Monday, December 13, 2010

Angels: a dog, a lot of people, and a revelation

It is December. For many that means there is music everywhere with lyrics about angels singing about peace on earth, good will among mankind. Some people believe there are actual angels, God’s intermediaries with us (from the Greek angelos, messenger), other people like the idea of angels, and others, well, I don’t know what they think.

I was not thinking of angels last Thursday, when the alarm went off and I had to get up and take Tucket into Boston for his therapy dog shift. I was thinking of caffeine. But then, he began to whine when I picked up the canvas bag with our volunteer things in it and the tail went furiously when I said it was time to “go visiting.”

I was in a good mood by the time we met people in the garage and kids and adults said “Ooh, look at the dog” and people began to pet Tuck. It took awhile to navigate through the lobby, decorated with tastefully winter-themed, but not too religious, ornaments and streamers. The hospital has over 1000 beds and numerous outpatient clinics and treatment areas, and it seemed a lot of people were working there, visiting, or had an appointment. I had to steer Tucket carefully among the crowds, a task made harder by people changing directions to come greet him.

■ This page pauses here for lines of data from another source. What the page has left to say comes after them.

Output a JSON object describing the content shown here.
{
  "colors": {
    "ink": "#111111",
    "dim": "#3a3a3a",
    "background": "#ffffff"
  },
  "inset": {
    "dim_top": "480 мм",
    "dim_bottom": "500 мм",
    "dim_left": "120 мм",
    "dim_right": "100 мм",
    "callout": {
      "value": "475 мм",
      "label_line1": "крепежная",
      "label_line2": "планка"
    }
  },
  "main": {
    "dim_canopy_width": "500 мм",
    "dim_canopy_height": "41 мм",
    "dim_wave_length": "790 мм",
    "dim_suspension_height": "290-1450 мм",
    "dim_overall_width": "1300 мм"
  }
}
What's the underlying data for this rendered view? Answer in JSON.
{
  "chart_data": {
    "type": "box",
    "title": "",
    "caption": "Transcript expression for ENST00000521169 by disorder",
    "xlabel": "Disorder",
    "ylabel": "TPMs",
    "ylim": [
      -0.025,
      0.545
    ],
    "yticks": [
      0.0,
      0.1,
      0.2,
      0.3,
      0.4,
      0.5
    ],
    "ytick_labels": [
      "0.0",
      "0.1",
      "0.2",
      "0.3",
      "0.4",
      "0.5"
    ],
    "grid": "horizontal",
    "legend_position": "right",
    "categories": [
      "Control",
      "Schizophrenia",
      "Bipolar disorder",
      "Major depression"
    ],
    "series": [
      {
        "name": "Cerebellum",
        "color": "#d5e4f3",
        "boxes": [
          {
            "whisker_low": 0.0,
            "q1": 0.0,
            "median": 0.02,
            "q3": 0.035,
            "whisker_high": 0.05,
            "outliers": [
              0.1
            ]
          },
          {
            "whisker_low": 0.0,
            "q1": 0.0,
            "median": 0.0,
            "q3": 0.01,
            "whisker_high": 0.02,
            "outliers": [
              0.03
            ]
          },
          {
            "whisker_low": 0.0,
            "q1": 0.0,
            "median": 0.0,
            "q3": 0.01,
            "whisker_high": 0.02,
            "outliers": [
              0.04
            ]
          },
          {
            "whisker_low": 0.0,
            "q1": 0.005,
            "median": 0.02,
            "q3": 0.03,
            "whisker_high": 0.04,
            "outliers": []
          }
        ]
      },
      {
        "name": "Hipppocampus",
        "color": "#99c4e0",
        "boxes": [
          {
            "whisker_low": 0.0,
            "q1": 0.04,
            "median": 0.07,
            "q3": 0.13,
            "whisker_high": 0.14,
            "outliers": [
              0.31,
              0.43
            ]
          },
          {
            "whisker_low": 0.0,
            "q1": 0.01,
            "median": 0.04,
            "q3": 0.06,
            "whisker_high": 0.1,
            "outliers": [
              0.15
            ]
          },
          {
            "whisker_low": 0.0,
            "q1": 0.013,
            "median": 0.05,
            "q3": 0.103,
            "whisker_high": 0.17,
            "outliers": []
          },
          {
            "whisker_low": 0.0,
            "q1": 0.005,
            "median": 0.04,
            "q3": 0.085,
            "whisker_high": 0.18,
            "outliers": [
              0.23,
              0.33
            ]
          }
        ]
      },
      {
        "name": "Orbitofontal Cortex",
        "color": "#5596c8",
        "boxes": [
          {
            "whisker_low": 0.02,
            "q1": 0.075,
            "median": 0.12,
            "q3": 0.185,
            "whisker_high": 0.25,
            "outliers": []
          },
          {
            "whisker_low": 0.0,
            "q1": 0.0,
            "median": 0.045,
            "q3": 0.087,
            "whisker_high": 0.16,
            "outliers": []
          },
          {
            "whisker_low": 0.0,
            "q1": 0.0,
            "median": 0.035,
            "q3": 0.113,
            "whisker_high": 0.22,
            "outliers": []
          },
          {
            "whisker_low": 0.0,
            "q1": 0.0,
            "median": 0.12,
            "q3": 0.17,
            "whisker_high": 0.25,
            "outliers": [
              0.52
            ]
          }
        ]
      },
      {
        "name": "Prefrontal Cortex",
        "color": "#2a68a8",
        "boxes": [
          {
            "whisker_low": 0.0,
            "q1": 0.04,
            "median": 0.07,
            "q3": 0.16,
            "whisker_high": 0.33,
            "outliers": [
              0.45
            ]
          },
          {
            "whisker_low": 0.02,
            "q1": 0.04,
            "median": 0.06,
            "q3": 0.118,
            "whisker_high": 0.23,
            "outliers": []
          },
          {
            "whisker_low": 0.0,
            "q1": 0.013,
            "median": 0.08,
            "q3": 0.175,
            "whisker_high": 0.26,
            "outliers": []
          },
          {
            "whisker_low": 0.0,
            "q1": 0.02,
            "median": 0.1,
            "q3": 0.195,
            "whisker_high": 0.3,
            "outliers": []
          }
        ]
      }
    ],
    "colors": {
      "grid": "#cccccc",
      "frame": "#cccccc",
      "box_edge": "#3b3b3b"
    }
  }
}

We have been visiting since this summer, and I have become accustomed to staff saying “hello, Tucket” when we get on an elevator or arrive at the nurses’ station on an inpatient floor. Last Thursday there were joyful visits, some tender visits, and a few with tears. Tucket is gentle and attentive with everyone, and he seems to know when to move from one person to another, whether it is from child to parent, from employee to employee, or person to person in one of the waiting areas. The doctors, nurses, and other staff in the pediatric intensive care unit love him, and he them. He turns right coming out of the elevator every time, waits for the automatic doors, and cruises straight to the center of the workstation, where staff greet him, rub his ears, and tell him how wonderful he is.

Last week he was tired after the ICU, and the elevator that came first was nearly full. I said we would wait for the next when the group said oh no, there was room. So they made room for us, and while the elevator went down to the lobby people petted him and asked his name, and slowly pressed against the walls of the elevator and each other so he would have “enough room” to breathe.

I watched staff, well dressed visitors, and a few tired people who may have been there for treatment do the improbable: press against people they didn’t know in a crowded elevator in a city hospital at the beginning of flu season, and there were no complaints. There were smiles everywhere, strangers smiling at one another, at my dog, at me.

And then I had my Christmas revelation. There are angels all around us. We just don’t see them most of the time. We are all messengers, and like the people last Thursday, we can carry a message of peace and good will. Indeed, we can carry it all year round, just like my gentle, love-hungry dog.